Lo sviluppo di Duke Nukem Forever sta procedendo e le prime immagini di una versione dimostrativa stanno facendo il giro del Web. La demo comincia con un tutorial dissacrante su come controllare il personaggio all'interno di un bagno pubblico. Anche i supereroi devono prendersi le proprie pause, dopotutto.
I primi commenti descrivono che i controlli sono poco reattivi, ma a questo stadio di sviluppo è un difetto correggibile e, in ogni caso, le impressioni di chi l'ha provato confermano che le basi sono solide.
Toglietevi dalla testa un gameplay dal sapore moderno, questo è Duke Nukem, e il fascino retrò dello stile di gioco è una delle caratteristiche principali. La grafica è nella media, ma il cuore del gioco è l'umorismo.
Entusiastiche le dichiarazioni dei soggetti coinvolti. "Tutte le grandi cose richiedono tempo… molto tempo", ha detto Christoph Hartmann, presidente di 2K. "Dopo una lunga pausa dal mondo dei videogame, Duke Nukem è tornato ed è più in forma di prima. Il ritorno del Re dai gloriosi tempi d’oro degli sparatutto soddisferà pienamente tutti: i suoi vecchi fan più pazienti e i giovani giocatori di nuova generazione". Completamente privo di controllo, e in rigoroso stile con il Duca, è invece Randy Pitchford, presidente di Gearbox Software: “Hail to the king, baby! E’ incredibile, troppo bello e finalmente sta per arrivare veramente! Gearbox ha ri-assoldato vecchi creatori della serie di Duke Nukem insieme ad abili veterani dell’industria videoludica per portare a termine il progetto.
Non mancano una vasta gamma di armi, dalle pistole standard ai fucili da caccia, passando per mitragliatori, cannoni elettromagnetici e il gradito ritorno del Devastator, un lanciarazzi, e dello Shrink Ray, un raggio che rimpicciolisce i nemici in modo da spiaccicarli con molta facilità. Prendendo ispirazioni dai numerosi sparatutto in soggettiva dei nostri giorni, ci sono sezioni dove si spara da una torretta. Niente d'innovativo, ma questo non è un gioco che vuole rivoluzionare il genere. Il pezzo forte della demo è una battaglia con un boss, un mostro gigante con un occhio solo.
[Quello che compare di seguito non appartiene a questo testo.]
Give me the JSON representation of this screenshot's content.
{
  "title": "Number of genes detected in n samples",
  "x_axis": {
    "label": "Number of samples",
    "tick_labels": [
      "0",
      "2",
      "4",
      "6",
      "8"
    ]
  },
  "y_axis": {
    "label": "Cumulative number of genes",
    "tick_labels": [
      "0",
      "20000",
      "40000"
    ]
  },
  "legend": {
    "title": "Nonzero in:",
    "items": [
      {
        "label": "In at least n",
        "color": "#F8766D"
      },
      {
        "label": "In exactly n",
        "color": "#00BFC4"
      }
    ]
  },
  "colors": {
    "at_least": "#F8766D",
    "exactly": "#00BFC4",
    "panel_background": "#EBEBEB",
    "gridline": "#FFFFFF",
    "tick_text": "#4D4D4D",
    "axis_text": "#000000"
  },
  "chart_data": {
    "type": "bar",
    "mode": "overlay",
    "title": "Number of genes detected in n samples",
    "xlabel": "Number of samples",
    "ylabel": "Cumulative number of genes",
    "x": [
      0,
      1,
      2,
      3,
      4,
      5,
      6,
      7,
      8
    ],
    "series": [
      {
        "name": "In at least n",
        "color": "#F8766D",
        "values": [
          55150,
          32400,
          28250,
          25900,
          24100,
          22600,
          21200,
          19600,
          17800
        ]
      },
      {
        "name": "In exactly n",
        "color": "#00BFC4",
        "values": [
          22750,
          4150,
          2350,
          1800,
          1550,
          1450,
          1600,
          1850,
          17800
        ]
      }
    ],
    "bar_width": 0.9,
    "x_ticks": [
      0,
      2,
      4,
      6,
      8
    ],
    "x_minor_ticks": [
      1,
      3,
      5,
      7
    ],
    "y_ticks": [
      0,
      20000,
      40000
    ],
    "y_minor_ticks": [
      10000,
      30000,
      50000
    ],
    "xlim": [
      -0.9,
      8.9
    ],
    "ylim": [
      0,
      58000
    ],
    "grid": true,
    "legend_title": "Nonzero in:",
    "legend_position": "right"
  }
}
La fine della demo si conclude con una scena a sfondo sessuale con protagoniste due gemelle e il Duca che esclama che il suo gioco sarà meglio che sia buono, visto che "ci sono voluti dodici fottuti anni" per realizzarlo.
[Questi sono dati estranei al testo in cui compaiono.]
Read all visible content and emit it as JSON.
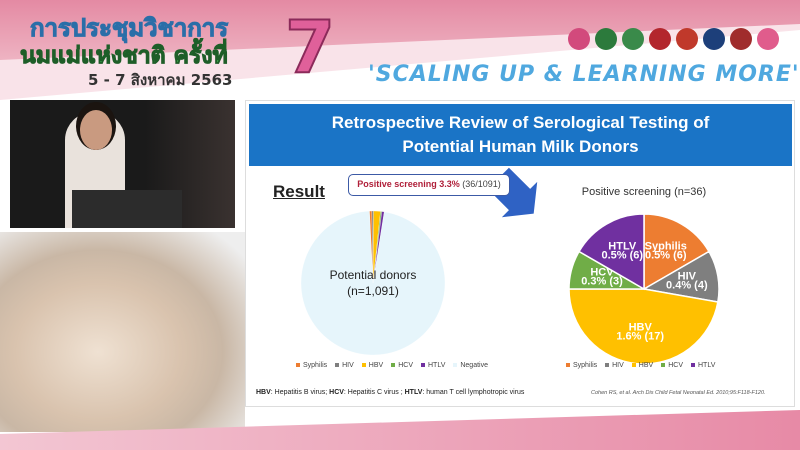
{
  "header": {
    "line1": "การประชุมวิชาการ",
    "line2": "นมแม่แห่งชาติ ครั้งที่",
    "dates": "5 - 7 สิงหาคม 2563",
    "number": "7",
    "slogan": "'SCALING UP & LEARNING MORE'"
  },
  "slide": {
    "title_line1": "Retrospective Review of Serological Testing of",
    "title_line2": "Potential Human Milk Donors",
    "result_heading": "Result",
    "callout_bold": "Positive screening 3.3%",
    "callout_rest": " (36/1091)",
    "footnote": [
      {
        "abbr": "HBV",
        "text": ": Hepatitis B virus; "
      },
      {
        "abbr": "HCV",
        "text": ": Hepatitis C virus ; "
      },
      {
        "abbr": "HTLV",
        "text": ": human T cell lymphotropic virus"
      }
    ],
    "citation": "Cohen RS, et al. Arch Dis Child Fetal Neonatal Ed. 2010;95:F118-F120."
  },
  "chart_data": [
    {
      "type": "pie",
      "title": "",
      "center_label": [
        "Potential donors",
        "(n=1,091)"
      ],
      "categories": [
        "Syphilis",
        "HIV",
        "HBV",
        "HCV",
        "HTLV",
        "Negative"
      ],
      "values": [
        6,
        4,
        17,
        3,
        6,
        1055
      ],
      "colors": [
        "#ed7d31",
        "#7f7f7f",
        "#ffc000",
        "#70ad47",
        "#7030a0",
        "#e6f5fb"
      ],
      "legend": "bottom"
    },
    {
      "type": "pie",
      "title": "Positive screening (n=36)",
      "categories": [
        "Syphilis",
        "HIV",
        "HBV",
        "HCV",
        "HTLV"
      ],
      "values": [
        6,
        4,
        17,
        3,
        6
      ],
      "data_labels": [
        "0.5% (6)",
        "0.4% (4)",
        "1.6% (17)",
        "0.3% (3)",
        "0.5% (6)"
      ],
      "colors": [
        "#ed7d31",
        "#7f7f7f",
        "#ffc000",
        "#70ad47",
        "#7030a0"
      ],
      "legend": "bottom"
    }
  ],
  "logo_colors": [
    "#d24a7c",
    "#2c7a3c",
    "#3a8a4a",
    "#b3262d",
    "#c0392b",
    "#1d3f7a",
    "#a02c2c",
    "#e05c8c"
  ]
}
Il direttore di Gearbox Software, intervistato sulla possibilità dello sviluppo di una versione dimostrativa per il pubblico, ha confermato che "ora si può finalmente pianificare una data di vendita e di rilascio di una demo, lavorando con Sony e Microsoft. Se non l'abbiamo fatto prima è stato perché avremmo danneggiato lo sviluppo del gioco".